Abstract

Despite endoscopic sinus surgery (ESS) being the standard best treatment for chronic rhinosinusitis with nasal polyps (CRSwNP), there still remains a high recurrence rate of nasal polyps after ESS. The aim of this study was to analyze the impact of ESS in the treatment of CRSwNP and identify possible predictors for revision surgery.

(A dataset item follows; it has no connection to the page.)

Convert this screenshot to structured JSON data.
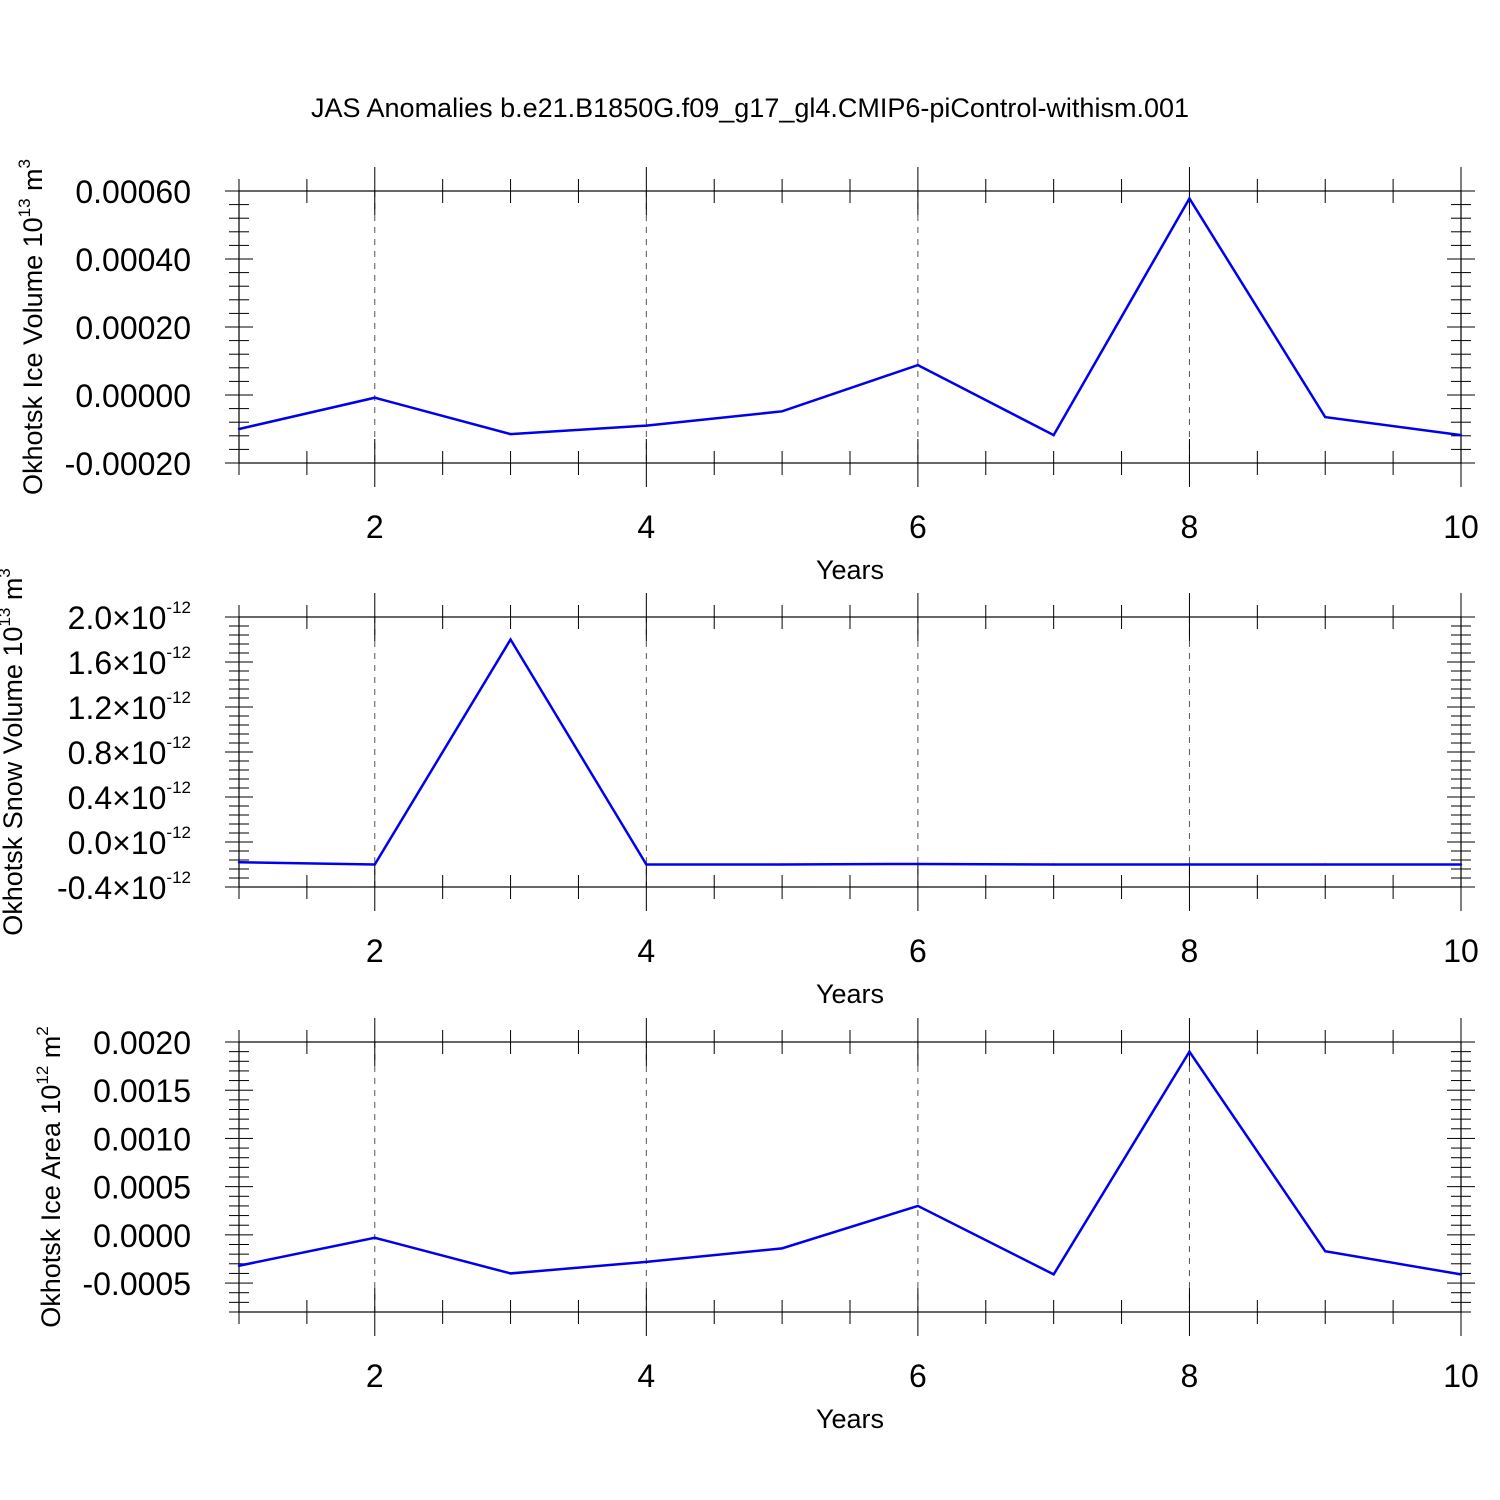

We conducted a cross-sectional retrospective study of patients with CRSwNP submitted to ESS between the years 2013 and 2021. We analyzed 517 cases, of which 15.1% were submitted to revision ESS. The presence of hyposmia/anosmia, asthma, intolerance/allergy to non-steroid inflammatory drugs, non-steroidal anti-inflammatory drug exacerbated respiratory disease, and bilateral polyposis were more frequent in patients who needed revision surgery. Initial values of peripheral eosinophilia and Lund-Mackay scores were significantly higher in this sub-group of patients. Lund-Mackay score was the only independent risk factor for revision surgery. Factors like peripheral eosinophilia and Lund-Mackay score were associated with a higher probability of revision ESS. Applying these concepts to the clinical practice could help predict the evolution of patient's pathology in the post-operative period and identify in advance those cases that may need a multidisciplinary approach.